Market Volatility Can Create Tax-Smart Opportunities

Although periods of market volatility can often create investor anxiety, the gains and losses incurred during up and down markets can be leveraged to work together to minimize the taxes investors pay on capital gains. Through a practice called “tax loss harvesting,” a savvy investor and wealth advisory team can strategically reduce federal tax liabilities without impacting long-term investment plans.

When you hold a security in a taxable investment account (e.g., not an IRA, Roth IRA, workplace retirement plan, or College Savings Plan), dividends, distributions, and sales can be subject to income tax. Complicating matters, each type of income may be subject to a different tax calculation.

Capital gain tax rates

Sales of investments are subject to "capital gains" taxes, and tax levels are based on how long you have held the investment. Capital gains (or losses) are the difference between the sale price of an investment and its purchase price.
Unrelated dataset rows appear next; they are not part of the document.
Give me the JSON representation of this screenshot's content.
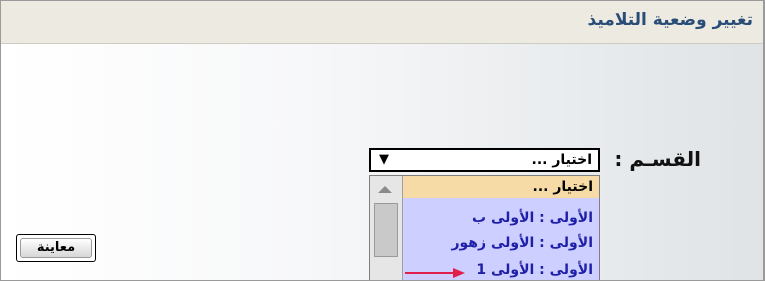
{
  "page": {
    "title": "تغيير وضعية التلاميذ"
  },
  "form": {
    "section_label": "القسـم :",
    "section_select": {
      "value": "اختيار ...",
      "options": [
        "اختيار ...",
        "الأولى : الأولى ب",
        "الأولى : الأولى زهور",
        "الأولى : الأولى 1"
      ]
    },
    "preview_button": "معاينة"
  },
  "colors": {
    "title_text": "#2a4d78",
    "title_bar": "#eceae1",
    "list_background": "#cccfff",
    "selected_option": "#f6dba6",
    "annotation_arrow": "#e0204a"
  }
}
  1. If the investment is sold after being held for less than one year, it is considered a "short-term capital gain"
  2. If an investment is sold after being held for one year or more, it is considered a "long-term capital gain"

Federal short-term capital gains are taxed at ordinary income tax rates; this is the tax rate you pay on your earnings (such as your salary at work) and retirement plan distributions. Long-term capital gains rates range from 0% to 20% based on your total taxable income.